Maggie Günsberg oferece uma solução elegante para esse problema por meio dos
links que ela faz com debates sobre gênero. Ela nota a tensão que existe entre os
aspectos performáticos de gênero - gênero como processo - e a fixidez das
categorias exigidas pelo patriarcado. Ela relaciona este paradoxo com a tensão
inerente à própria ideia de "gênero": "entre seu significado classificatório (no
sentido de que ele usa uma ferramenta de marketing e analítica), e sua maior
flexibilidade e permeabilidade na prática em termos de características de filmes
individuais". Informado pelo trabalho de Steve Neale, Günsberg esboça uma noção
de gênero em que a flexibilidade e a permeabilidade das fronteiras são ideias-chave.

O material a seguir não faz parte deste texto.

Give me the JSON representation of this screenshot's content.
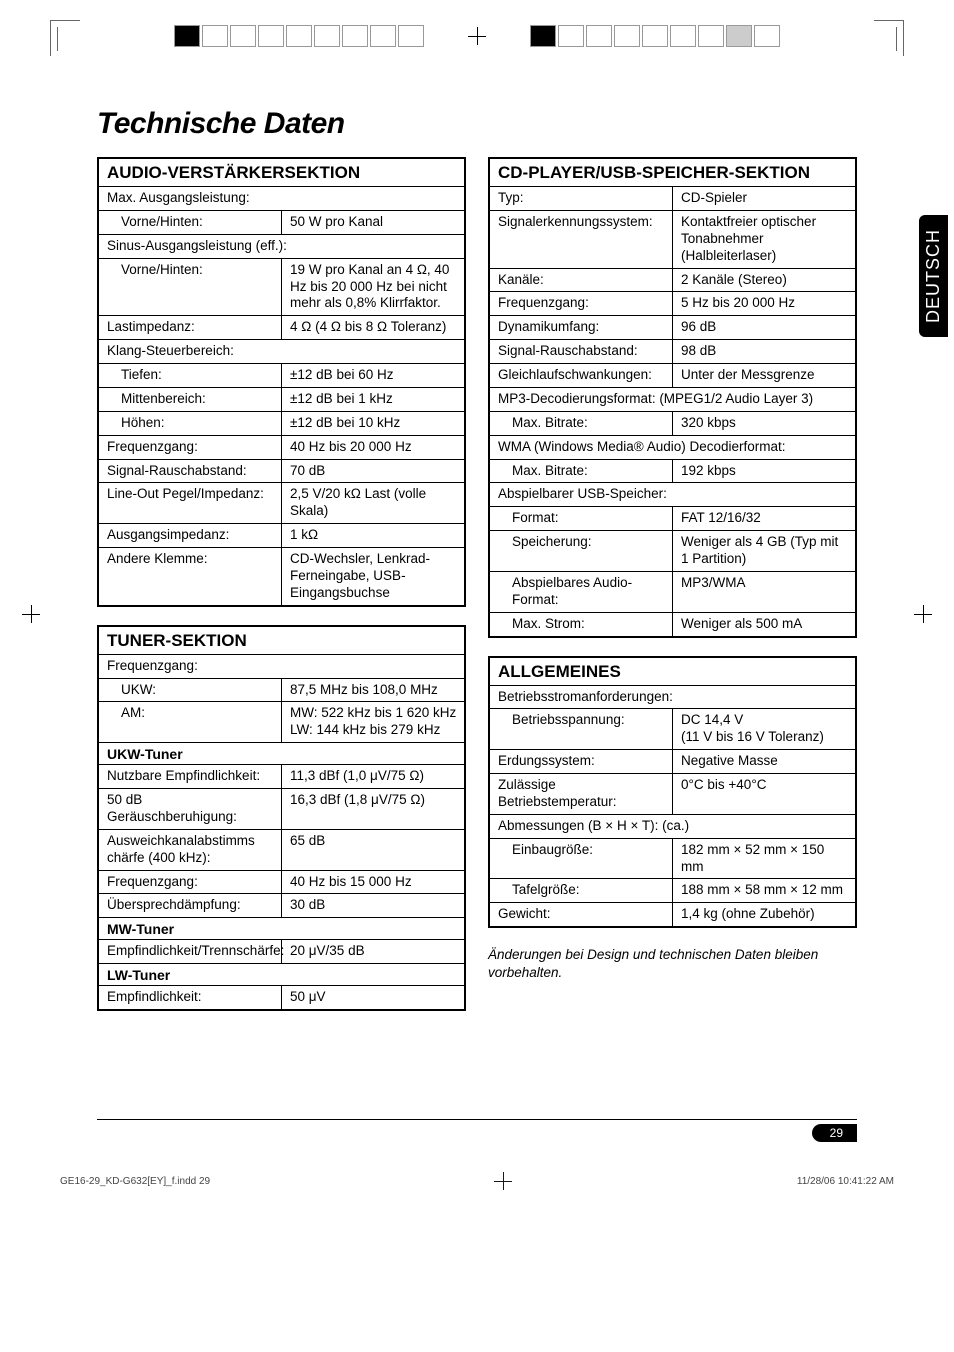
{
  "title": "Technische Daten",
  "side_tab": "DEUTSCH",
  "page_number": "29",
  "print_footer_left": "GE16-29_KD-G632[EY]_f.indd   29",
  "print_footer_right": "11/28/06   10:41:22 AM",
  "footnote": "Änderungen bei Design und technischen Daten bleiben vorbehalten.",
  "audio": {
    "header": "AUDIO-VERSTÄRKERSEKTION",
    "rows": [
      {
        "full": "Max. Ausgangsleistung:"
      },
      {
        "l": "Vorne/Hinten:",
        "v": "50 W pro Kanal",
        "indent": true
      },
      {
        "full": "Sinus-Ausgangsleistung (eff.):"
      },
      {
        "l": "Vorne/Hinten:",
        "v": "19 W pro Kanal an 4 Ω, 40 Hz bis 20 000 Hz bei nicht mehr als 0,8% Klirrfaktor.",
        "indent": true
      },
      {
        "l": "Lastimpedanz:",
        "v": "4 Ω (4 Ω bis 8 Ω Toleranz)"
      },
      {
        "full": "Klang-Steuerbereich:"
      },
      {
        "l": "Tiefen:",
        "v": "±12 dB bei 60 Hz",
        "indent": true
      },
      {
        "l": "Mittenbereich:",
        "v": "±12 dB bei 1 kHz",
        "indent": true
      },
      {
        "l": "Höhen:",
        "v": "±12 dB bei 10 kHz",
        "indent": true
      },
      {
        "l": "Frequenzgang:",
        "v": "40 Hz bis 20 000 Hz"
      },
      {
        "l": "Signal-Rauschabstand:",
        "v": "70 dB"
      },
      {
        "l": "Line-Out Pegel/Impedanz:",
        "v": "2,5 V/20 kΩ Last (volle Skala)"
      },
      {
        "l": "Ausgangsimpedanz:",
        "v": "1 kΩ"
      },
      {
        "l": "Andere Klemme:",
        "v": "CD-Wechsler, Lenkrad-Ferneingabe, USB-Eingangsbuchse"
      }
    ]
  },
  "tuner": {
    "header": "TUNER-SEKTION",
    "r1": {
      "full": "Frequenzgang:"
    },
    "r2": {
      "l": "UKW:",
      "v": "87,5 MHz bis 108,0 MHz"
    },
    "r3": {
      "l": "AM:",
      "v": "MW: 522 kHz bis 1 620 kHz\nLW: 144 kHz bis 279 kHz"
    },
    "sub1": "UKW-Tuner",
    "r4": {
      "l": "Nutzbare Empfindlichkeit:",
      "v": "11,3 dBf (1,0 μV/75 Ω)"
    },
    "r5": {
      "l": "50 dB Geräuschberuhigung:",
      "v": "16,3 dBf (1,8 μV/75 Ω)"
    },
    "r6": {
      "l": "Ausweichkanalabstimms chärfe (400 kHz):",
      "v": "65 dB"
    },
    "r7": {
      "l": "Frequenzgang:",
      "v": "40 Hz bis 15 000 Hz"
    },
    "r8": {
      "l": "Übersprechdämpfung:",
      "v": "30 dB"
    },
    "sub2": "MW-Tuner",
    "r9": {
      "l": "Empfindlichkeit/Trennschärfe:",
      "v": "20 μV/35 dB"
    },
    "sub3": "LW-Tuner",
    "r10": {
      "l": "Empfindlichkeit:",
      "v": "50 μV"
    }
  },
  "cd": {
    "header": "CD-PLAYER/USB-SPEICHER-SEKTION",
    "rows": [
      {
        "l": "Typ:",
        "v": "CD-Spieler"
      },
      {
        "l": "Signalerkennungssystem:",
        "v": "Kontaktfreier optischer Tonabnehmer (Halbleiterlaser)"
      },
      {
        "l": "Kanäle:",
        "v": "2 Kanäle (Stereo)"
      },
      {
        "l": "Frequenzgang:",
        "v": "5 Hz bis 20 000 Hz"
      },
      {
        "l": "Dynamikumfang:",
        "v": "96 dB"
      },
      {
        "l": "Signal-Rauschabstand:",
        "v": "98 dB"
      },
      {
        "l": "Gleichlaufschwankungen:",
        "v": "Unter der Messgrenze"
      },
      {
        "full": "MP3-Decodierungsformat: (MPEG1/2 Audio Layer 3)"
      },
      {
        "l": "Max. Bitrate:",
        "v": "320 kbps",
        "indent": true
      },
      {
        "full": "WMA (Windows Media® Audio) Decodierformat:"
      },
      {
        "l": "Max. Bitrate:",
        "v": "192 kbps",
        "indent": true
      },
      {
        "full": "Abspielbarer USB-Speicher:"
      },
      {
        "l": "Format:",
        "v": "FAT 12/16/32",
        "indent": true
      },
      {
        "l": "Speicherung:",
        "v": "Weniger als 4 GB (Typ mit 1 Partition)",
        "indent": true
      },
      {
        "l": "Abspielbares Audio-Format:",
        "v": "MP3/WMA",
        "indent": true
      },
      {
        "l": "Max. Strom:",
        "v": "Weniger als 500 mA",
        "indent": true
      }
    ]
  },
  "general": {
    "header": "ALLGEMEINES",
    "rows": [
      {
        "full": "Betriebsstromanforderungen:"
      },
      {
        "l": "Betriebsspannung:",
        "v": "DC 14,4 V\n(11 V bis 16 V Toleranz)",
        "indent": true
      },
      {
        "l": "Erdungssystem:",
        "v": "Negative Masse"
      },
      {
        "l": "Zulässige Betriebstemperatur:",
        "v": "0°C bis +40°C"
      },
      {
        "full": "Abmessungen (B × H × T): (ca.)"
      },
      {
        "l": "Einbaugröße:",
        "v": "182 mm × 52 mm × 150 mm",
        "indent": true
      },
      {
        "l": "Tafelgröße:",
        "v": "188 mm × 58 mm × 12 mm",
        "indent": true
      },
      {
        "l": "Gewicht:",
        "v": "1,4 kg (ohne Zubehör)"
      }
    ]
  }
}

Ela segue Andrew Tudor na visão do gênero, ao invés de um conjunto estrito de
qualidades estéticas fixas, como "um conjunto de convenções culturais". Como
Tudoer coloca, em uma frase citada por Neale e Günsberg, "Gênero é o que nós
coletivamente acreditamos ser."
Além de uma abordagem industrial, vejo o rótulo Commedia all'italiana como uma
categoria histórica, que se refere a uma série de filmes feitos durante e após o
milagre econômico da Itália. O milagre econômico, ou "boom", como veio a ser
conhecido, foi um período de crescimento extraordinariamente rápido da economia
italiana. Na década de 1954-64, o PIB italiano quase dobrou à medida que a
economia tradicionalmente rural se tornou cada vez mais urbanizada e
industrializada, com crescimento observado principalmente na produção e
exportação de bens de consumo duráveis, como televisores, geladeiras, máquinas
de lavar e carros. Com o aumento da renda, junto com a variedade e acessibilidade
dos consumidores, o período viu enormes mudanças na vida cotidiana dos italianos.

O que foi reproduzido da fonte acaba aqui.